Consider the recent history of our species, from the most recent ice age to the present day. It is possible to view this history as a single story: it is a metanarrative that tells us a single story of gradual but constant human progress. Take each major event in sequence: the development of agriculture; the rise of democracy; the growth of the British Empire; the Industrial Revolution, and so on. A modernist critic thinks that major events like these are partly connected: i.e. that each event is partly a consequence of one that came before.
Many critics believe that this metanarrative ground to a halt at some point in our very recent history, possibly at the advent of the (second) Industrial Revolution. This major event triggered a chain-reaction that has resulted in (among other things) the bloated financial sector as well as stark contrasts between rich and poor. These critics believe that society is no longer changing for the better and this is essentially the postmodern stance. Postmodernism is incredulity towards metanarratives. In this context, we take incredulity to mean a refusal to accept; we take metanarrative to refer to the single story that we use to capture all of our history. Put that together, and the postmodern becomes a refusal to accept that our post-industrial society represents the steady march of progress.
There is a pattern here. Modern art pioneered new approaches; postmodern art parodies them. Modern architecture fulfilled a clear need; postmodern architecture pushes the boundaries of taste. And modern literature replaced old literary forms with new ones; postmodern literature replaced these new forms with no form at all. All of this makes sense if we consider that our Brave New World is good news for the modernist but bad news for a postmodernist. A modernist novel is instilled with a sense of tradition and social relevance because modernist critics believe that society is progressing as surely as time elapses. A postmodern novel is self-serving because postmodern critics believe that the metanarrative of history has stopped.

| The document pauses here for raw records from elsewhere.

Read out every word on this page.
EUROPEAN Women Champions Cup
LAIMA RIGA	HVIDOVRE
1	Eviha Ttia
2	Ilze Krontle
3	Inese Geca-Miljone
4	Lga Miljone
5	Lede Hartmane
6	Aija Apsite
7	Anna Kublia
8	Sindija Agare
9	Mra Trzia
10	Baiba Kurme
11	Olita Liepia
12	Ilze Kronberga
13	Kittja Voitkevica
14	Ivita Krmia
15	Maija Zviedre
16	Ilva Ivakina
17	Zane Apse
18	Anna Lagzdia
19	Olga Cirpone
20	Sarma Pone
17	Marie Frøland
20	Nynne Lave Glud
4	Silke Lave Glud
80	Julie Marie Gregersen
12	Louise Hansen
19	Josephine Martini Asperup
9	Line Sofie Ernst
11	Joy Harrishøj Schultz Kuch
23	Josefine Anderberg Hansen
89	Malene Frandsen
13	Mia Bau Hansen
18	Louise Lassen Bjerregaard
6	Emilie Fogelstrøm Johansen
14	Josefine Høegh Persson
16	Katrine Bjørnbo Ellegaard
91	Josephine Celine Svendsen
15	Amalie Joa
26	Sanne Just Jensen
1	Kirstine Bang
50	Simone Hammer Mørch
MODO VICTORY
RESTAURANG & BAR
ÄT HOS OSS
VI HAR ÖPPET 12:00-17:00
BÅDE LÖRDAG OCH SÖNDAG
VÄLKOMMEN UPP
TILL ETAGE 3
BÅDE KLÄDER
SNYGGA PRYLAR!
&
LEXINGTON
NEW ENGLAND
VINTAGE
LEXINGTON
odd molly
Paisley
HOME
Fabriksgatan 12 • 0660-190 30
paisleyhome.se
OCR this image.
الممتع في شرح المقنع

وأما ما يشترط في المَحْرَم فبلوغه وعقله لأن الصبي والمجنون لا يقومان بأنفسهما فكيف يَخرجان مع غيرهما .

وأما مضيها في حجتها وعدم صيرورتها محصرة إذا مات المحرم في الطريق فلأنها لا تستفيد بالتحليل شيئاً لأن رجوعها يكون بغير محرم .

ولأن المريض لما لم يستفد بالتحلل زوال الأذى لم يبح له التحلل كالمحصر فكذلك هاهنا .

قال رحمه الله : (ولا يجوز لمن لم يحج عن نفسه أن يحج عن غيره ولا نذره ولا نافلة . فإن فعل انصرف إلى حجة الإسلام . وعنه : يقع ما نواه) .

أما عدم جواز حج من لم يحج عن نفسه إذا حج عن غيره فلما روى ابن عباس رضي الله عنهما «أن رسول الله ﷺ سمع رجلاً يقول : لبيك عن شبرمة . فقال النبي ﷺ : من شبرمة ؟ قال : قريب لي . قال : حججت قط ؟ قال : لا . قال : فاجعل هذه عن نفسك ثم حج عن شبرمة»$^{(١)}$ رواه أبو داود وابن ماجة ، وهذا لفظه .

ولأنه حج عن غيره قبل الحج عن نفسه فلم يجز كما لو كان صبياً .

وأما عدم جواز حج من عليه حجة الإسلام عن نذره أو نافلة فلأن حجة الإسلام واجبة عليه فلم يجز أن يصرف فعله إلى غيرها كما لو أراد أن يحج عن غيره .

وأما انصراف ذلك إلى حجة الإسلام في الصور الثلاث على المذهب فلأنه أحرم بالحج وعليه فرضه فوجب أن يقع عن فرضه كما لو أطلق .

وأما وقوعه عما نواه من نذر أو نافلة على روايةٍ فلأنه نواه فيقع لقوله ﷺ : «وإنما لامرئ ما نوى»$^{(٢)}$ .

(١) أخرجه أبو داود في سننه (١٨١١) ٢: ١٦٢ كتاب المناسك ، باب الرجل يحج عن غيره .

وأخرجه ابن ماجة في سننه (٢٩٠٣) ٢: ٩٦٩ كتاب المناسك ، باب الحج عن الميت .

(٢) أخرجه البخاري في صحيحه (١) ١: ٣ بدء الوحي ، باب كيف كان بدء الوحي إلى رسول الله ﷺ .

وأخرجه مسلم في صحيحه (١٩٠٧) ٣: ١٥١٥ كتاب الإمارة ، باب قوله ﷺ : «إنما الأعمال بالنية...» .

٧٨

Literary theory is the study of literature. It appeals to the socio-historical context in which a novel was written, as well as to the notions of style and narrative form. Literary theory makes a distinction between modernism and postmodernism. This distinction is useful for the purposes of description and literary analysis, but in fact there is no clear division, only a continuum. Both modern and postmodern novels are rejections of former literary styles. There are no strict requirements for the style or narrative form of these novels, but we can nevertheless identify certain tendencies. Modern novels place emphasis on the individual as an agent of change. Postmodern novels have plots that unfold with no explicit reference to time, place or tradition.